Des relations de plus en plus tendues avec la France
Les relations entre la France et l’Iran se sont encore tendues ces dernières semaines avec les menaces de Paris d’imposer de nouvelles sanctions contre Téhéran, l’arrestation en France fin février d’une Iranienne, Mahdieh Esfandiari, pour apologie du terrorisme, et le jugement prochain d’un influenceur franco-iranien pour le même chef.
La France est également en passe de déposer une plainte devant la Cour internationale de justice (CIJ) pour violation des droits de Cécile Kohler et Jacques Paris, une décision saluée comme un « tournant majeur » par les familles, mais sans effet à court terme.
« Notre seul levier, c’est la mobilisation »

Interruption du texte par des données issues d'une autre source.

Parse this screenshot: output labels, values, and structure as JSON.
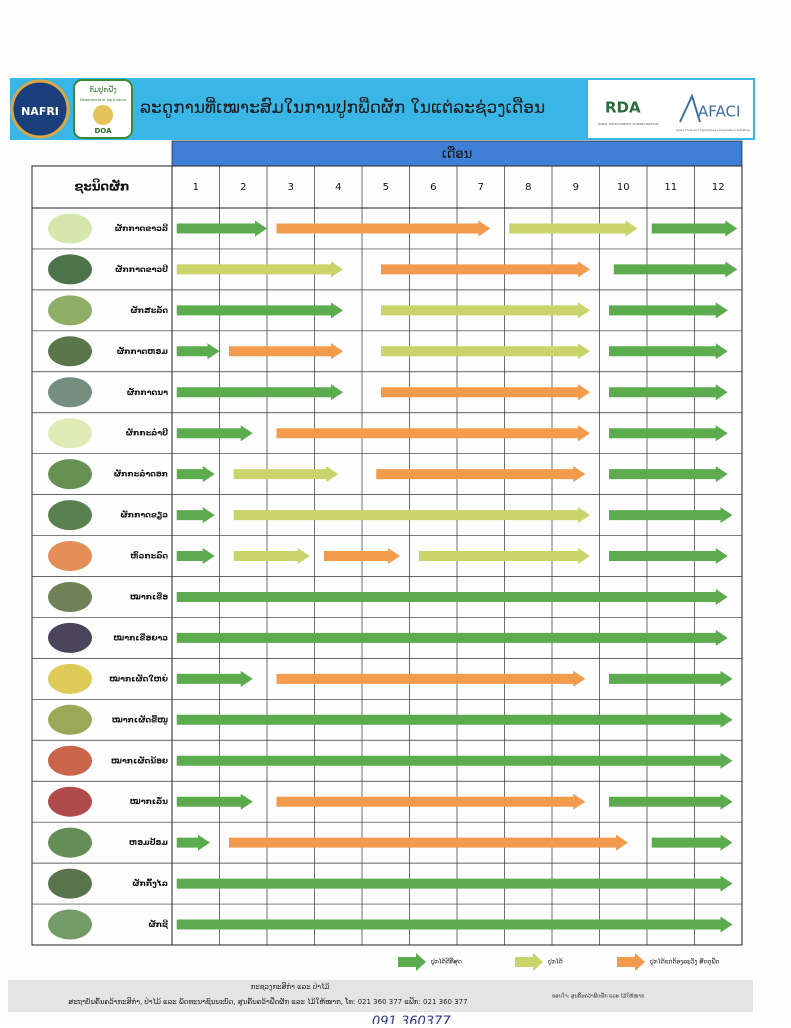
{
  "header": {
    "title": "ລະດູການທີ່ເໝາະສົມໃນການປູກພືດຜັກ ໃນແຕ່ລະຊ່ວງເດືອນ",
    "logos": {
      "nafri": "NAFRI",
      "doa_lao": "ກົມປູກຝັງ",
      "doa_en": "Department of Agriculture",
      "doa": "DOA",
      "rda": "RDA",
      "rda_sub": "RURAL DEVELOPMENT ADMINISTRATION",
      "afaci": "AFACI",
      "afaci_sub": "Asian Food and Agriculture Cooperation Initiative"
    }
  },
  "table": {
    "month_header": "ເດືອນ",
    "name_header": "ຊະນິດຜັກ",
    "months": [
      1,
      2,
      3,
      4,
      5,
      6,
      7,
      8,
      9,
      10,
      11,
      12
    ],
    "rows": [
      {
        "name": "ຜັກກາດຂາວລີ",
        "arrows": [
          {
            "start": 1.1,
            "end": 3.0,
            "color": "#5cab4f"
          },
          {
            "start": 3.2,
            "end": 7.7,
            "color": "#f39b4c"
          },
          {
            "start": 8.1,
            "end": 10.8,
            "color": "#c9d46b"
          },
          {
            "start": 11.1,
            "end": 12.9,
            "color": "#5cab4f"
          }
        ]
      },
      {
        "name": "ຜັກກາດຂາວປີ",
        "arrows": [
          {
            "start": 1.1,
            "end": 4.6,
            "color": "#c9d46b"
          },
          {
            "start": 5.4,
            "end": 9.8,
            "color": "#f39b4c"
          },
          {
            "start": 10.3,
            "end": 12.9,
            "color": "#5cab4f"
          }
        ]
      },
      {
        "name": "ຜັກສະລັດ",
        "arrows": [
          {
            "start": 1.1,
            "end": 4.6,
            "color": "#5cab4f"
          },
          {
            "start": 5.4,
            "end": 9.8,
            "color": "#c9d46b"
          },
          {
            "start": 10.2,
            "end": 12.7,
            "color": "#5cab4f"
          }
        ]
      },
      {
        "name": "ຜັກກາດຫອມ",
        "arrows": [
          {
            "start": 1.1,
            "end": 2.0,
            "color": "#5cab4f"
          },
          {
            "start": 2.2,
            "end": 4.6,
            "color": "#f39b4c"
          },
          {
            "start": 5.4,
            "end": 9.8,
            "color": "#c9d46b"
          },
          {
            "start": 10.2,
            "end": 12.7,
            "color": "#5cab4f"
          }
        ]
      },
      {
        "name": "ຜັກກາດນາ",
        "arrows": [
          {
            "start": 1.1,
            "end": 4.6,
            "color": "#5cab4f"
          },
          {
            "start": 5.4,
            "end": 9.8,
            "color": "#f39b4c"
          },
          {
            "start": 10.2,
            "end": 12.7,
            "color": "#5cab4f"
          }
        ]
      },
      {
        "name": "ຜັກກະລໍ່າປີ",
        "arrows": [
          {
            "start": 1.1,
            "end": 2.7,
            "color": "#5cab4f"
          },
          {
            "start": 3.2,
            "end": 9.8,
            "color": "#f39b4c"
          },
          {
            "start": 10.2,
            "end": 12.7,
            "color": "#5cab4f"
          }
        ]
      },
      {
        "name": "ຜັກກະລໍ່າດອກ",
        "arrows": [
          {
            "start": 1.1,
            "end": 1.9,
            "color": "#5cab4f"
          },
          {
            "start": 2.3,
            "end": 4.5,
            "color": "#c9d46b"
          },
          {
            "start": 5.3,
            "end": 9.7,
            "color": "#f39b4c"
          },
          {
            "start": 10.2,
            "end": 12.7,
            "color": "#5cab4f"
          }
        ]
      },
      {
        "name": "ຜັກກາດຂຽວ",
        "arrows": [
          {
            "start": 1.1,
            "end": 1.9,
            "color": "#5cab4f"
          },
          {
            "start": 2.3,
            "end": 9.8,
            "color": "#c9d46b"
          },
          {
            "start": 10.2,
            "end": 12.8,
            "color": "#5cab4f"
          }
        ]
      },
      {
        "name": "ຫົວກະລົດ",
        "arrows": [
          {
            "start": 1.1,
            "end": 1.9,
            "color": "#5cab4f"
          },
          {
            "start": 2.3,
            "end": 3.9,
            "color": "#c9d46b"
          },
          {
            "start": 4.2,
            "end": 5.8,
            "color": "#f39b4c"
          },
          {
            "start": 6.2,
            "end": 9.8,
            "color": "#c9d46b"
          },
          {
            "start": 10.2,
            "end": 12.7,
            "color": "#5cab4f"
          }
        ]
      },
      {
        "name": "ໝາກເຂືອ",
        "arrows": [
          {
            "start": 1.1,
            "end": 12.7,
            "color": "#5cab4f"
          }
        ]
      },
      {
        "name": "ໝາກເຂືອຍາວ",
        "arrows": [
          {
            "start": 1.1,
            "end": 12.7,
            "color": "#5cab4f"
          }
        ]
      },
      {
        "name": "ໝາກເຜັດໃຫຍ່",
        "arrows": [
          {
            "start": 1.1,
            "end": 2.7,
            "color": "#5cab4f"
          },
          {
            "start": 3.2,
            "end": 9.7,
            "color": "#f39b4c"
          },
          {
            "start": 10.2,
            "end": 12.8,
            "color": "#5cab4f"
          }
        ]
      },
      {
        "name": "ໝາກເຜັດຂີ້ໜູ",
        "arrows": [
          {
            "start": 1.1,
            "end": 12.8,
            "color": "#5cab4f"
          }
        ]
      },
      {
        "name": "ໝາກເຜັດນ້ອຍ",
        "arrows": [
          {
            "start": 1.1,
            "end": 12.8,
            "color": "#5cab4f"
          }
        ]
      },
      {
        "name": "ໝາກເລັ່ນ",
        "arrows": [
          {
            "start": 1.1,
            "end": 2.7,
            "color": "#5cab4f"
          },
          {
            "start": 3.2,
            "end": 9.7,
            "color": "#f39b4c"
          },
          {
            "start": 10.2,
            "end": 12.8,
            "color": "#5cab4f"
          }
        ]
      },
      {
        "name": "ຫອມປ້ອມ",
        "arrows": [
          {
            "start": 1.1,
            "end": 1.8,
            "color": "#5cab4f"
          },
          {
            "start": 2.2,
            "end": 10.6,
            "color": "#f39b4c"
          },
          {
            "start": 11.1,
            "end": 12.8,
            "color": "#5cab4f"
          }
        ]
      },
      {
        "name": "ຜັກກົ້ງໄລ",
        "arrows": [
          {
            "start": 1.1,
            "end": 12.8,
            "color": "#5cab4f"
          }
        ]
      },
      {
        "name": "ຜັກຊີ",
        "arrows": [
          {
            "start": 1.1,
            "end": 12.8,
            "color": "#5cab4f"
          }
        ]
      }
    ]
  },
  "legend": [
    {
      "label": "ປູກໄດ້ດີທີ່ສຸດ",
      "color": "#5cab4f"
    },
    {
      "label": "ປູກໄດ້",
      "color": "#c9d46b"
    },
    {
      "label": "ປູກໄດ້ແຕ່ຕ້ອງລະວັງ ສັດຕູພືດ",
      "color": "#f39b4c"
    }
  ],
  "footer": {
    "line1": "ກະຊວງກະສິກຳ ແລະ ປ່າໄມ້",
    "line2": "ສະຖາບັນຄົ້ນຄວ້າກະສິກຳ, ປ່າໄມ້ ແລະ ພັດທະນາຊົນນະບົດ, ສູນຄົ້ນຄວ້າພືດຜັກ ແລະ ໄມ້ໃຫ້ໝາກ, ໂທ: 021 360 377 ແຟັກ: 021 360 377",
    "note": "ຂອບໃຈ: ສູນຄົ້ນຄວ້າພືດຜັກ ແລະ ໄມ້ໃຫ້ໝາກ"
  },
  "handwritten": "091 360377"
}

« Malheureusement, il n’y a pas vraiment de signaux d’espoir », reconnaît Noémie Kohler. « Notre seul levier, c’est la mobilisation, faire un maximum de bruit en espérant que cela arrivera en Iran », dit-elle. La jeune femme est en contact avec les anciens « otages » français, notamment Benjamin Brière, resté trois ans en détention entre mai 2020 et mai 2023.
« Il y a une grande solidarité, cela nous aide énormément car cela nous permet d’avoir une fenêtre ouverte sur ce qui se passe là-bas, et aussi des clés de compréhension pour préparer le retour », raconte Mme Kohler.
Vida Mehrannia (à g.), épouse du chercheur Ahmadreza Djalali, assiste à une session de la commission des relations extérieures du Parlement fédéral à Bruxelles, le 24 avril 2025. Le mois d’avril marque le 9e anniversaire de l’emprisonnement d’Ahmadreza Djalali, un chercheur en médecine irano-suédois qui était professeur invité à l’université VUB. (HATIM KAGHAT/Belga/AFP via Getty Images)
Elle est également en contact avec les familles de certains prisonniers européens, dont la femme d’Ahmadreza Djalali, un universitaire irano-suédois condamné à mort et détenu à Téhéran depuis maintenant neuf ans.